No retorno, sempre havia uma refeição quente me aguardando e, na TV, conseguia assistir ainda a um ou dois capítulos da novela Pantanal, exibida pela extinta Rede Manchete. A trama de Benedito Ruy Barbosa era ambientada num pedaço do país que muita gente não conhecia, em meio a cobras, jacarés, aves coloridas e muito gado. Lembro da personagem principal, uma jovem nativa da região, a Juma Marruá, vivida pela atriz Cristiana Oliveira. Nos momentos de perigo, ela virava uma onça “de verdade”.

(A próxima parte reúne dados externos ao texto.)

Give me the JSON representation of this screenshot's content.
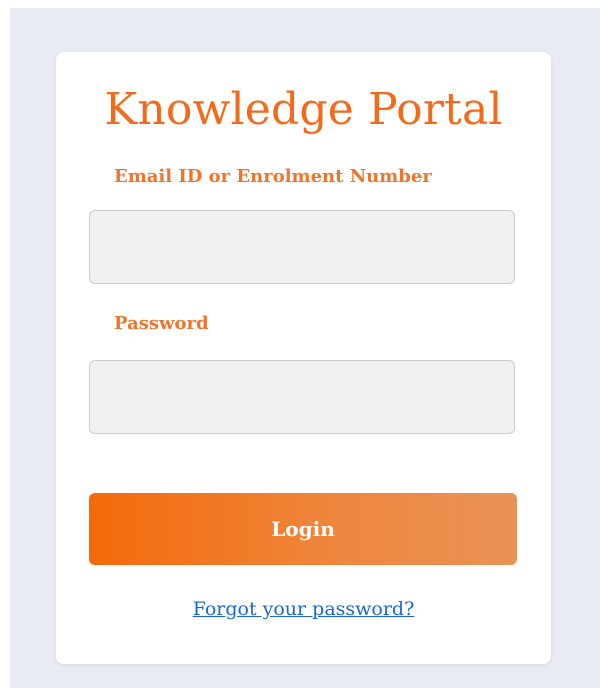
{
  "login_form": {
    "title": "Knowledge Portal",
    "email_label": "Email ID or Enrolment Number",
    "email_value": "",
    "password_label": "Password",
    "password_value": "",
    "login_button": "Login",
    "forgot_password_link": "Forgot your password?"
  },
  "colors": {
    "accent": "#f26a1b",
    "button_gradient_start": "#f46a0a",
    "button_gradient_end": "#e99257",
    "link": "#1a66d6",
    "background": "#e8ebf4"
  }
}
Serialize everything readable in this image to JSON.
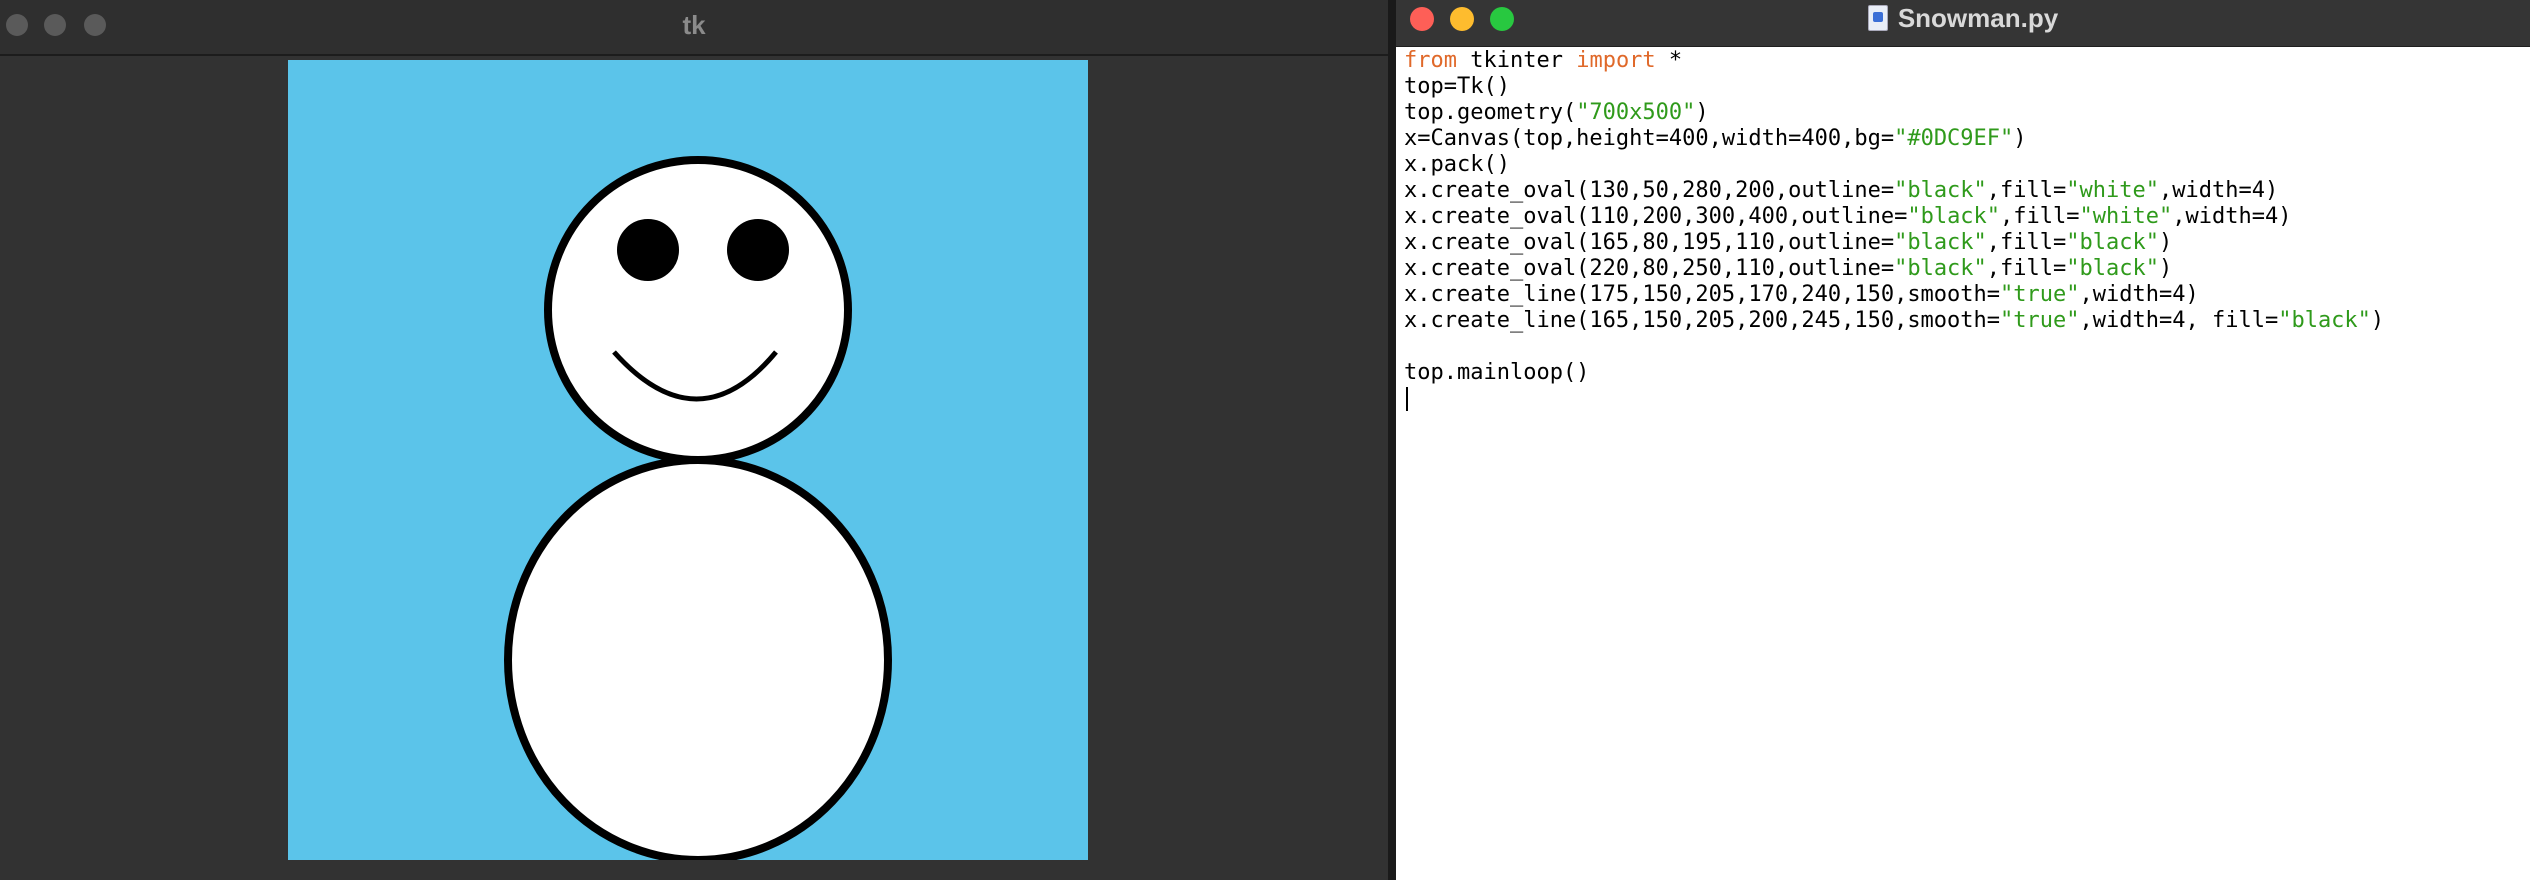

O sucesso de Pantanal não estava apenas na trama, que girava em torno da vida difícil no Brasil “profundo”, com suas comitivas de peões tocadores de gado. Nem nos triângulos amorosos ou na trilha sonora. Tampouco, nas cenas de nudez nos banhos de rio das suas personagens femininas, relativamente raras na TV aberta de então. O grande diferencial estava na estética. O autor abusou de imagens da natureza, em longos e generosos planos abertos, transformando a própria paisagem em protagonista. Até hoje a produção é considerava um marco na telenovela brasileira e, mesmo assim, pouca coisa boa assim surgiu nesses 30 anos que se seguiram.
Semana passada, vi no noticiário que a Globo fará um remake de Pantanal em 2021. Algumas atrizes, inclusive, já estão se candidatando à vaga de Juma Marruá e produzindo fotos enroladas em cobras, para mostrarem sua intimidade com a vida selvagem. No mesmo site, deparei-me com notícias assustadoras de incêndios que devastam aquele imenso “paraíso”. Até o ministro do Meio Ambiente, Ricardo Salles, sempre generoso e complacente com os piromaníacos, anda reclamando da fumaça. Ela chegou ao céu do Rio Grande, dias atrás, fazendo-nos uma visita e trazendo um grito de “socorro”. A área tostada beira 1,5 milhão de hectares. Assim como a Amazônia, ano a ano, este importante bioma vem sendo reduzido, carbonizado pelo avanço das pastagens e o plantio de novas lavouras.
Que bom que a Globo fará uma nova edição de Pantanal. Tomara que sobrem paisagens suficientes para encher os nossos olhos e fazê-los brilhar com a mesma intensidade de 30 anos atrás. Não havendo punição aos incendiários e políticas eficientes de preservação das matas e dos animais selvagens, em breve, vê-los na natureza será possível apenas na reprise de uma novela. O Brasil mudou muito nestes 30 anos e, às vezes, pergunto-me se foi para melhor. Tenho sérias dúvidas.